Last year was the fourth warmest on Earth on record, according to two separately conducted assessments from NASA and the US National Oceanic and Atmospheric Administration (NOAA). And 2018 was a full 1.49°F (0.83°C) warmer than the 1950 to 1981 global average.
When scientists say 2018 was the fourth-warmest year “on record,” they are talking about the record that began in 1880. That’s because earlier available climate data do not cover enough of the planet to get an accurate reading, according to NASA.
So 2018, the fourth-warmest year in 139 years of record-keeping, “probably was warmer than many hundreds of years before that,” Gavin Schmidt, director of NASA’s Goddard Institute for Space Studies, said on a call with reporters announcing the finding today (Feb 6). The year 2016 still holds the title as the hottest year on record, influenced by the El Niño phenomenon affecting the Pacific Ocean that year, followed by 2015 and 2017 in second and third place.
But warming across the globe isn’t even; the rate of warming in the Arctic, for example, is “between two and three times” faster than the global average, Schmidt said.
Globally, all of the five warmest years on record have occurred in the last five years. All of the 18 hottest years on record have occurred within the last 19 years. The trend is excruciatingly clear: climate change is here, warming the planet more as time goes on.

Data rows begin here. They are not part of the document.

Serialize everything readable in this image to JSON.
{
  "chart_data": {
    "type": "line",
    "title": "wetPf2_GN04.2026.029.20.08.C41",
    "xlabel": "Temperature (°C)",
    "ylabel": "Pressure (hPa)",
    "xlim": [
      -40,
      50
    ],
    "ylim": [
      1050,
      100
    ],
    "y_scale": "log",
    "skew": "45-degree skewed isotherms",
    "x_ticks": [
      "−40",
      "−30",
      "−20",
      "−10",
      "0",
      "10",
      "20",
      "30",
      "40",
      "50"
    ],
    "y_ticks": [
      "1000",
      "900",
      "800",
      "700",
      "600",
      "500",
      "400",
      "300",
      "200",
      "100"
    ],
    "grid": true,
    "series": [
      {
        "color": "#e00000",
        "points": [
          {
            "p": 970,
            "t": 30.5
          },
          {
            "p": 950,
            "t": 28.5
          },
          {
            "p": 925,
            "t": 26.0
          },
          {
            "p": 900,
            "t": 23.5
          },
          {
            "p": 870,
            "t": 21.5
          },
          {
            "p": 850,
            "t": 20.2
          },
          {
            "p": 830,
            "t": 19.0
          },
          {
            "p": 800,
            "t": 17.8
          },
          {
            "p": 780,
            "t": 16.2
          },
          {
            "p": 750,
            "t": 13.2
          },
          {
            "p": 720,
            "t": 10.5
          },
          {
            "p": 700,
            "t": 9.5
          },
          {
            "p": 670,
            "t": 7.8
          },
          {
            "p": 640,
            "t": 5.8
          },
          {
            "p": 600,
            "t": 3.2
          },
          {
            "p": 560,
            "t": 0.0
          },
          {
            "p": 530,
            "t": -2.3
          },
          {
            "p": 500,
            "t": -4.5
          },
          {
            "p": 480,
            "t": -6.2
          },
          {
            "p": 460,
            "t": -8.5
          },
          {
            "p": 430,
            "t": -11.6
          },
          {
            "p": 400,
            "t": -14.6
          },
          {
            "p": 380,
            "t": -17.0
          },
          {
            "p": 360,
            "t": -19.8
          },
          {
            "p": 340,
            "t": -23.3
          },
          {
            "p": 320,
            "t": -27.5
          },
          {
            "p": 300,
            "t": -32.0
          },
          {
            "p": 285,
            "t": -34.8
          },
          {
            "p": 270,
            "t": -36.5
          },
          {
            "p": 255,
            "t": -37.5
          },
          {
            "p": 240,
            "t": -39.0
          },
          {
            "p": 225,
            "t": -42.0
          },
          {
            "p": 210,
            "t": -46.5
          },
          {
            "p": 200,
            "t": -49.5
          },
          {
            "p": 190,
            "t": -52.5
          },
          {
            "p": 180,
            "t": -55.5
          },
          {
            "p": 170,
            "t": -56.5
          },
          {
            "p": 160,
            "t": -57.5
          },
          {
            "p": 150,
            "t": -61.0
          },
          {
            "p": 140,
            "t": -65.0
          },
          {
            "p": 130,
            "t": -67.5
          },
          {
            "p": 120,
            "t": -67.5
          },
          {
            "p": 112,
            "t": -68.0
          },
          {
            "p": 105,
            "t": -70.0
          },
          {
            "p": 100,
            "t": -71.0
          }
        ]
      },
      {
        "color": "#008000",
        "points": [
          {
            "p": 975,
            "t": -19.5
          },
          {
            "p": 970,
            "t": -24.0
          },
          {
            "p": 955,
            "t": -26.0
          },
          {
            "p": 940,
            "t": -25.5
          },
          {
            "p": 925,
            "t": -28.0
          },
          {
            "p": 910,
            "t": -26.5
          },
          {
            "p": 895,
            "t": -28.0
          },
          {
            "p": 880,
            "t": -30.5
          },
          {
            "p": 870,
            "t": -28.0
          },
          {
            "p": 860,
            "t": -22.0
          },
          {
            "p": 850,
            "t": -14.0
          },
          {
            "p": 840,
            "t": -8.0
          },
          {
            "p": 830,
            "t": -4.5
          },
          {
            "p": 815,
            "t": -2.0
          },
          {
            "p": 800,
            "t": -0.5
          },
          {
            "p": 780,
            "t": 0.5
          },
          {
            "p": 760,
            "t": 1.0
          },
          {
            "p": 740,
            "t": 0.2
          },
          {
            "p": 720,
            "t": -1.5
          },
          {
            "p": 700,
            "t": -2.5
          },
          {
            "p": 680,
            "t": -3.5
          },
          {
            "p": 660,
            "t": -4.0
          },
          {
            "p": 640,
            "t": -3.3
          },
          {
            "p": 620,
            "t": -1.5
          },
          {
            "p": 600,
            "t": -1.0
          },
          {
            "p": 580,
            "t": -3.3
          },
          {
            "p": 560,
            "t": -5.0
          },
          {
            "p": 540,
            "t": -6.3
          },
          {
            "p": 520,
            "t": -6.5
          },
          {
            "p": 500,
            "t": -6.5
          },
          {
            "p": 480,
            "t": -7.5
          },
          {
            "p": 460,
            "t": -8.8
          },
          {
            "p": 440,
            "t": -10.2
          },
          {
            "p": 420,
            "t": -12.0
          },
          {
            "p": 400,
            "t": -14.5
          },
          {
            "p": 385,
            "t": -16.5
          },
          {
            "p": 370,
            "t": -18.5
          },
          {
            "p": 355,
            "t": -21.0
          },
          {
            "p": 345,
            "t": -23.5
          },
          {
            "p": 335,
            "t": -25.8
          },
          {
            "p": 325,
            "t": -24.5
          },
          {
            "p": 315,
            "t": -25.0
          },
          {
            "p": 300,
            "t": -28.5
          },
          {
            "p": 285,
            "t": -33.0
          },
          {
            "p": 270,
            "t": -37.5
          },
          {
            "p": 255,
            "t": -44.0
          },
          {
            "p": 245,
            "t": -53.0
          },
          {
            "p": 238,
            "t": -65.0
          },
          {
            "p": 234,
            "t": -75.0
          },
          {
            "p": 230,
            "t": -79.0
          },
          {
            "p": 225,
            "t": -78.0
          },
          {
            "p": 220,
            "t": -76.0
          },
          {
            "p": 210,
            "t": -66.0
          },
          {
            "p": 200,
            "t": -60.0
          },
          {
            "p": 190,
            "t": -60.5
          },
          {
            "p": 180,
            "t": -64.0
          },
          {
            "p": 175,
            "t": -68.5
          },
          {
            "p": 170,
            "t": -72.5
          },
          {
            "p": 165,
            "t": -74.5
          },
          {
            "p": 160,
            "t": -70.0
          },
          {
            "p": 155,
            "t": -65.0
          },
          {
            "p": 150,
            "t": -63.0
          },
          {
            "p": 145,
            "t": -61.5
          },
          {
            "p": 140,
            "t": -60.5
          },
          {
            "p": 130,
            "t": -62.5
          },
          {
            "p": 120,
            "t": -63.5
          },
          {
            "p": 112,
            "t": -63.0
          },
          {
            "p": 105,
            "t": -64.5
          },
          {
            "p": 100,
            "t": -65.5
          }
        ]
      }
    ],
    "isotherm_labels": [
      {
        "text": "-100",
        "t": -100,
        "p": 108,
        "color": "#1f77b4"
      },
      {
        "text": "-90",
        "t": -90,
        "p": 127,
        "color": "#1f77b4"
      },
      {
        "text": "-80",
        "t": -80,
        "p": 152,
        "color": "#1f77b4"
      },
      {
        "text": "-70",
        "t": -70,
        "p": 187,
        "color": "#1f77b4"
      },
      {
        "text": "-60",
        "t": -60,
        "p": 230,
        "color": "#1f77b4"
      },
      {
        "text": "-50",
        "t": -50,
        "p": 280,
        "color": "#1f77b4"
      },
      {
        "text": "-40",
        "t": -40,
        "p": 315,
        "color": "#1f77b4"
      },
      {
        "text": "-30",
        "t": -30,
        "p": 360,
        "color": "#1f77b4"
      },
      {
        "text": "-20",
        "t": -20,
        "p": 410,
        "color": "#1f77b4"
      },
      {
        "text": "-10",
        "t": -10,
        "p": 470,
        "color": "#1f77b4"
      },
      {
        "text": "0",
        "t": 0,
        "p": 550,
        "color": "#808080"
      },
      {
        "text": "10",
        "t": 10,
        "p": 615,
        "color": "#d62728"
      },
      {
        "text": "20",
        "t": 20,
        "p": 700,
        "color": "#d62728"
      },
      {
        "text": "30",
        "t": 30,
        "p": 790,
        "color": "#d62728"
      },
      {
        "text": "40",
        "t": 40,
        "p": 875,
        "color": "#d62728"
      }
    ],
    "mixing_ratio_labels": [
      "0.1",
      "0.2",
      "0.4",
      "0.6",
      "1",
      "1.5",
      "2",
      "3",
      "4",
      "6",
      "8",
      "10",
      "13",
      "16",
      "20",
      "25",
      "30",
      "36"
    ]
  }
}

“There’s an underlying trend, obviously, that you can see in the data,” Schmidt said.
In a chart plotting global average temperatures over time, some years are lower than others, but the overall direction of the line is unmistakably upwards. It’s like “riding up an escalator over time, and jumping up and down while you’re on that escalator,” Deke Arndt, the head of the global environmental monitoring branch of NOAA, said Wednesday. The short-term up-and-downs are “internal variability in the climate system,” he said, caused by a complex array of variables like El Niña and La Niña years. But overall, average temperatures keep climbing higher.
Meanwhile, 2019 is starting out with “slight El Niño conditions,” Schmidt said, so it’s possible 2019 will be slightly warmer than 2018. But “that’s more a rule of thumb than a prediction,” Schmidt said.